More taxes. Less disposable income. Higher food, water and electricity bills. As 2025 starts, Israelis face a $11-billion (40-billion-shekel) war bill that will likely deepen social and political divides.
That is this year's estimated cost of a long list of taxation hikes and spending cuts, including a 1% rise in value-added tax, that has just gone into effect. Every household will feel the squeeze and it's one of the main topics of conversation on media. Business newspaper 'The Marker' created a highly popular online calculator that estimates the price tag per household.
"It will cost us more than 17,000 shekels ($4,658) a year," Adi Einbinder, a working mother of three with a husband in hi-tech, said on a recent radio show. At 40 years old, she and her husband are forced to lean on their parents. "We're supposed to be helping them right now. We feel trampled."
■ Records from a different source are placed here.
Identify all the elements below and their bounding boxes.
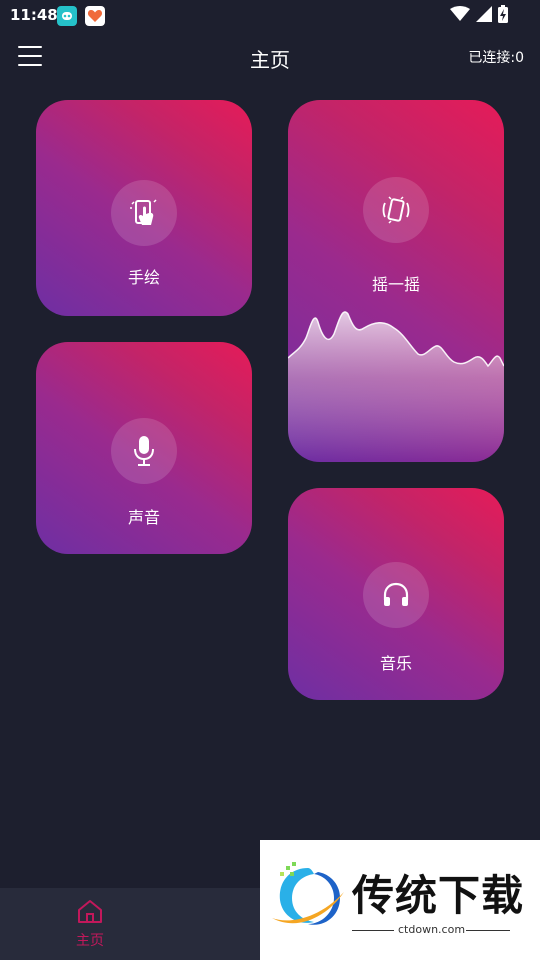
watermark-title: 传统下载 bbox=[352, 871, 525, 920]
watermark-overlay: 传统下载 ctdown.com bbox=[260, 840, 540, 960]
shake-card[interactable]: 摇一摇 bbox=[288, 100, 504, 462]
voice-label: 声音 bbox=[127, 508, 160, 527]
battery-charging-icon bbox=[498, 5, 508, 23]
page-title: 主页 bbox=[250, 48, 290, 72]
status-time: 11:48 bbox=[10, 6, 58, 24]
nav-home[interactable]: 主页 bbox=[50, 898, 130, 950]
notification-app-icon bbox=[57, 6, 77, 26]
app-header: 主页 已连接:0 bbox=[0, 32, 540, 84]
status-bar: 11:48 bbox=[0, 0, 540, 32]
microphone-icon bbox=[111, 418, 177, 484]
home-icon bbox=[78, 900, 102, 923]
sound-wave-graphic bbox=[288, 311, 504, 460]
hand-draw-card[interactable]: 手绘 bbox=[36, 100, 252, 316]
music-label: 音乐 bbox=[379, 654, 412, 673]
shake-label: 摇一摇 bbox=[371, 275, 420, 294]
hand-phone-icon bbox=[111, 180, 177, 246]
connection-status: 已连接:0 bbox=[468, 50, 524, 66]
headphones-icon bbox=[363, 562, 429, 628]
hand-draw-label: 手绘 bbox=[127, 268, 160, 287]
nav-home-label: 主页 bbox=[76, 933, 104, 949]
shake-phone-icon bbox=[363, 177, 429, 243]
watermark-url: ctdown.com bbox=[398, 923, 466, 936]
status-indicators bbox=[450, 5, 508, 23]
voice-card[interactable]: 声音 bbox=[36, 342, 252, 554]
wifi-icon bbox=[450, 6, 470, 21]
music-card[interactable]: 音乐 bbox=[288, 488, 504, 700]
notification-heart-icon bbox=[85, 6, 105, 26]
signal-icon bbox=[476, 6, 492, 22]
watermark-logo bbox=[272, 862, 344, 925]
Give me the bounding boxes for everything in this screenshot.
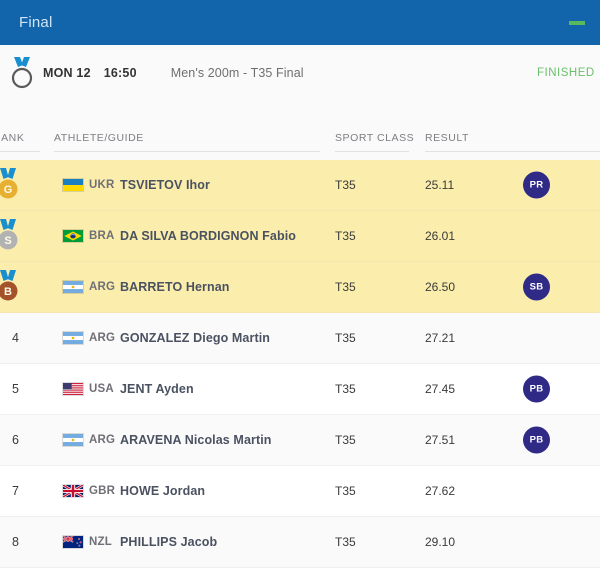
country-code: ARG — [89, 434, 115, 446]
medal-silver-icon: S — [0, 219, 22, 253]
flag-nzl — [62, 535, 84, 549]
flag-arg — [62, 331, 84, 345]
country-code: NZL — [89, 536, 112, 548]
event-time: 16:50 — [104, 66, 137, 80]
country-code: BRA — [89, 230, 115, 242]
column-header-athlete: ATHLETE/GUIDE — [54, 132, 144, 144]
result-value: 27.21 — [425, 331, 455, 345]
result-value: 26.01 — [425, 229, 455, 243]
rank-value: 7 — [12, 484, 19, 498]
flag-arg — [62, 433, 84, 447]
window-title: Final — [19, 14, 53, 31]
table-row[interactable]: 4 ARG GONZALEZ Diego Martin T35 27.21 — [0, 313, 600, 364]
event-info-strip[interactable]: MON 12 16:50 Men's 200m - T35 Final FINI… — [0, 45, 600, 101]
column-header-result: RESULT — [425, 132, 469, 144]
record-badge: PB — [523, 427, 550, 454]
svg-text:G: G — [4, 184, 13, 196]
country-code: ARG — [89, 332, 115, 344]
svg-text:B: B — [4, 286, 12, 298]
result-value: 27.45 — [425, 382, 455, 396]
country-code: GBR — [89, 485, 115, 497]
sport-class-value: T35 — [335, 229, 356, 243]
table-row[interactable]: 8 NZL PHILLIPS Jacob T35 29.10 — [0, 517, 600, 568]
sport-class-value: T35 — [335, 433, 356, 447]
flag-bra — [62, 229, 84, 243]
sport-class-value: T35 — [335, 484, 356, 498]
column-header-sport-class: SPORT CLASS — [335, 132, 414, 144]
athlete-name[interactable]: DA SILVA BORDIGNON Fabio — [120, 229, 296, 243]
athlete-name[interactable]: PHILLIPS Jacob — [120, 535, 217, 549]
result-value: 27.62 — [425, 484, 455, 498]
athlete-name[interactable]: ARAVENA Nicolas Martin — [120, 433, 272, 447]
medal-icon — [7, 56, 37, 90]
column-rule-sport-class — [335, 151, 409, 152]
result-value: 25.11 — [425, 178, 454, 192]
minimize-icon[interactable] — [566, 12, 588, 34]
table-row[interactable]: B ARG BARRETO Hernan T35 26.50 SB — [0, 262, 600, 313]
country-code: USA — [89, 383, 114, 395]
sport-class-value: T35 — [335, 382, 356, 396]
window-titlebar: Final — [0, 0, 600, 45]
event-date: MON 12 — [43, 66, 91, 80]
sport-class-value: T35 — [335, 331, 356, 345]
column-rule-rank — [0, 151, 40, 152]
rank-value: 6 — [12, 433, 19, 447]
record-badge: PR — [523, 172, 550, 199]
medal-bronze-icon: B — [0, 270, 22, 304]
table-row[interactable]: 7 GBR HOWE Jordan T35 27.62 — [0, 466, 600, 517]
rank-value: 5 — [12, 382, 19, 396]
flag-ukr — [62, 178, 84, 192]
flag-usa — [62, 382, 84, 396]
table-body: G UKR TSVIETOV Ihor T35 25.11 PR S BRA DA SILVA … — [0, 160, 600, 568]
result-value: 27.51 — [425, 433, 455, 447]
sport-class-value: T35 — [335, 280, 356, 294]
svg-text:S: S — [4, 235, 11, 247]
column-header-rank: RANK — [0, 132, 24, 144]
record-badge: SB — [523, 274, 550, 301]
column-rule-result — [425, 151, 600, 152]
athlete-name[interactable]: BARRETO Hernan — [120, 280, 230, 294]
column-rule-athlete — [54, 151, 320, 152]
table-row[interactable]: 6 ARG ARAVENA Nicolas Martin T35 27.51 PB — [0, 415, 600, 466]
table-row[interactable]: G UKR TSVIETOV Ihor T35 25.11 PR — [0, 160, 600, 211]
table-row[interactable]: S BRA DA SILVA BORDIGNON Fabio T35 26.01 — [0, 211, 600, 262]
event-name: Men's 200m - T35 Final — [171, 66, 304, 80]
table-header-row: RANK ATHLETE/GUIDE SPORT CLASS RESULT — [0, 100, 600, 160]
flag-gbr — [62, 484, 84, 498]
athlete-name[interactable]: TSVIETOV Ihor — [120, 178, 210, 192]
flag-arg — [62, 280, 84, 294]
rank-value: 8 — [12, 535, 19, 549]
result-value: 26.50 — [425, 280, 455, 294]
sport-class-value: T35 — [335, 535, 356, 549]
results-table: RANK ATHLETE/GUIDE SPORT CLASS RESULT G U… — [0, 100, 600, 568]
sport-class-value: T35 — [335, 178, 356, 192]
event-status: FINISHED — [537, 67, 595, 79]
athlete-name[interactable]: HOWE Jordan — [120, 484, 205, 498]
athlete-name[interactable]: GONZALEZ Diego Martin — [120, 331, 270, 345]
rank-value: 4 — [12, 331, 19, 345]
country-code: UKR — [89, 179, 115, 191]
table-row[interactable]: 5 USA JENT Ayden T35 27.45 PB — [0, 364, 600, 415]
athlete-name[interactable]: JENT Ayden — [120, 382, 194, 396]
record-badge: PB — [523, 376, 550, 403]
result-value: 29.10 — [425, 535, 455, 549]
medal-gold-icon: G — [0, 168, 22, 202]
country-code: ARG — [89, 281, 115, 293]
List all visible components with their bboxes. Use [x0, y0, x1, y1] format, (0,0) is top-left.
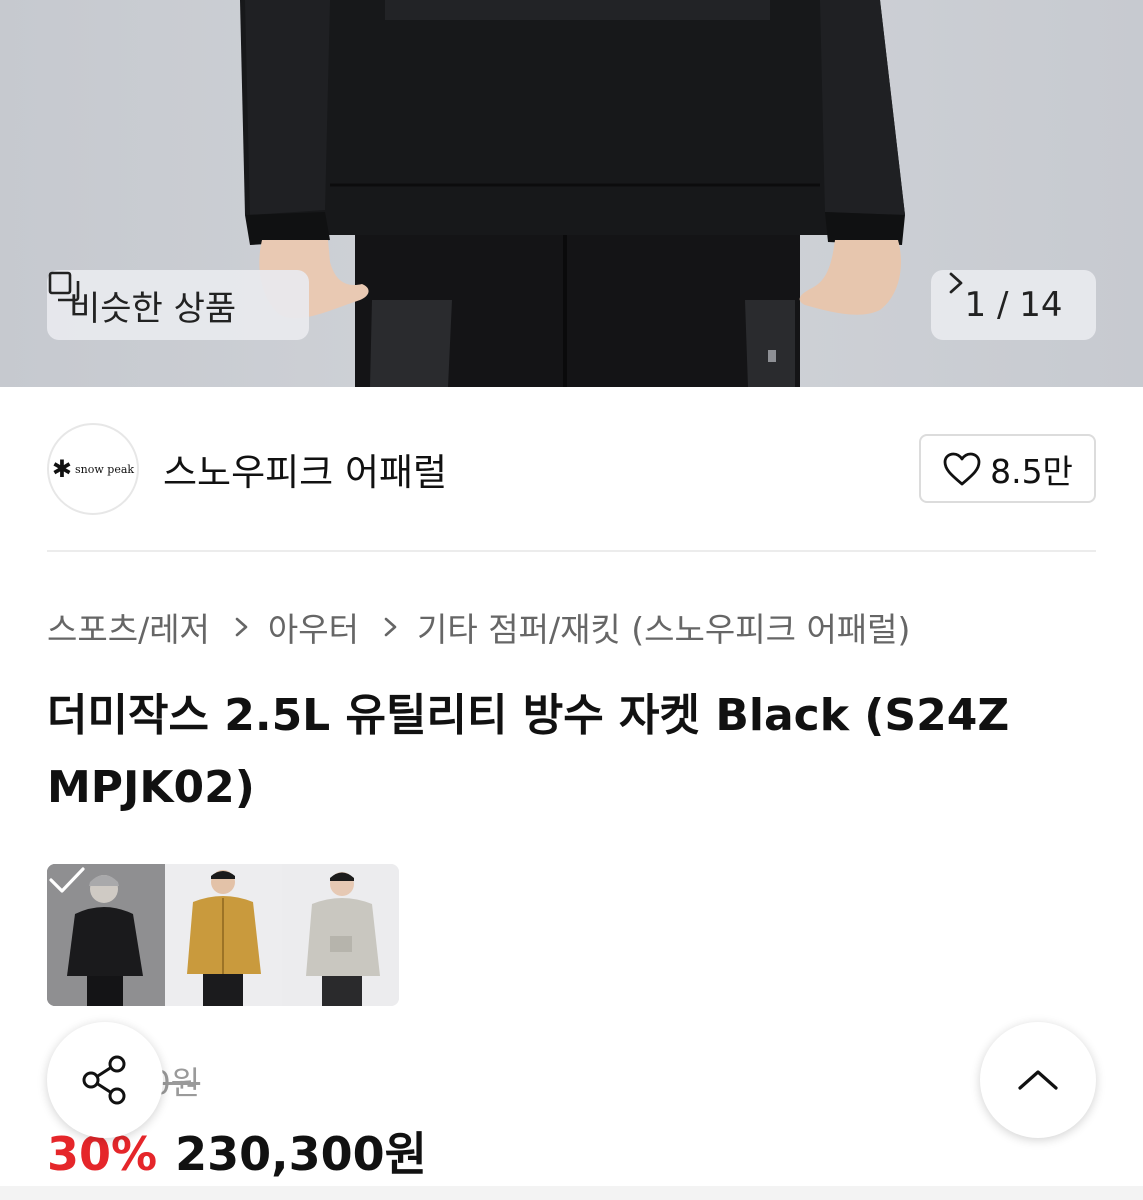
- like-count: 8.5만: [990, 451, 1073, 491]
- check-icon: [49, 867, 85, 893]
- snowflake-icon: ✱: [51, 455, 73, 483]
- share-icon: [82, 1055, 126, 1105]
- selected-overlay: [47, 864, 165, 1006]
- squares-icon: [48, 271, 80, 302]
- breadcrumb-item[interactable]: 아우터: [268, 603, 359, 651]
- thumbnail-image: [165, 864, 282, 1006]
- breadcrumb-item[interactable]: 기타 점퍼/재킷 (스노우피크 어패럴): [417, 603, 910, 651]
- share-button[interactable]: [47, 1022, 163, 1138]
- color-option-mustard[interactable]: [165, 864, 282, 1006]
- sale-price: 230,300원: [175, 1127, 427, 1181]
- chevron-right-icon: [235, 617, 248, 637]
- product-title: 더미작스 2.5L 유틸리티 방수 자켓 Black (S24Z MPJK02): [47, 680, 1107, 824]
- seller-logo[interactable]: ✱ snow peak: [47, 423, 139, 515]
- product-title-line: MPJK02): [47, 762, 255, 813]
- similar-products-label: 비슷한 상품: [69, 288, 237, 329]
- chevron-right-icon: [384, 617, 397, 637]
- product-title-line: 더미작스 2.5L 유틸리티 방수 자켓 Black (S24Z: [47, 690, 1010, 741]
- seller-row: ✱ snow peak 스노우피크 어패럴 8.5만: [47, 422, 1096, 516]
- breadcrumb: 스포츠/레저 아우터 기타 점퍼/재킷 (스노우피크 어패럴): [47, 602, 910, 652]
- color-option-black[interactable]: [47, 864, 165, 1006]
- like-button[interactable]: 8.5만: [919, 434, 1096, 503]
- chevron-up-icon: [1018, 1070, 1058, 1090]
- image-counter-text: 1 / 14: [964, 285, 1063, 325]
- similar-products-button[interactable]: 비슷한 상품: [47, 270, 309, 340]
- color-option-list: [47, 864, 399, 1006]
- image-counter-button[interactable]: 1 / 14: [931, 270, 1096, 340]
- seller-name[interactable]: 스노우피크 어패럴: [163, 442, 447, 496]
- thumbnail-image: [282, 864, 399, 1006]
- seller-logo-text: snow peak: [75, 462, 135, 476]
- divider: [47, 550, 1096, 552]
- bottom-edge: [0, 1186, 1143, 1200]
- heart-icon: [943, 452, 981, 485]
- breadcrumb-item[interactable]: 스포츠/레저: [47, 603, 210, 651]
- product-image-carousel[interactable]: 비슷한 상품 1 / 14: [0, 0, 1143, 387]
- chevron-right-icon: [949, 272, 963, 294]
- color-option-light-gray[interactable]: [282, 864, 399, 1006]
- scroll-top-button[interactable]: [980, 1022, 1096, 1138]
In the 15 months since Hamas' brutal attack on Israel, Israel's military spending is on a long-term upward trajectory. The govt will increase the defence budget by an estimated annual minimum of 20 billion shekels - 1% of current GDP - over a decade. The 2025 defense outlay totals 107 billion shekels ($30 billion), 65% higher than pre-war spending. "Until now, the Israeli public hasn't directly borne the budgetary costs of the war," says Momi Dahan, an economics professor at Jerusalem's Hebrew University. "They were funded by govt loans. Now the govt will borrow less and take the rest from the public."
While fighting has devastated Gaza and large parts of Lebanon, Israel's $525 billion economy has also suffered. The govt estimates GDP rose just 0.4% last year, making Israel one of the slow-growing developed economies. There will be a rebound in 2025, but it will be limited by the austerity measures.
In 2024, Israel borrowed more than 260 billion shekels ($71bn) in international and domestic markets, almost a record for the country, to fund the war effort.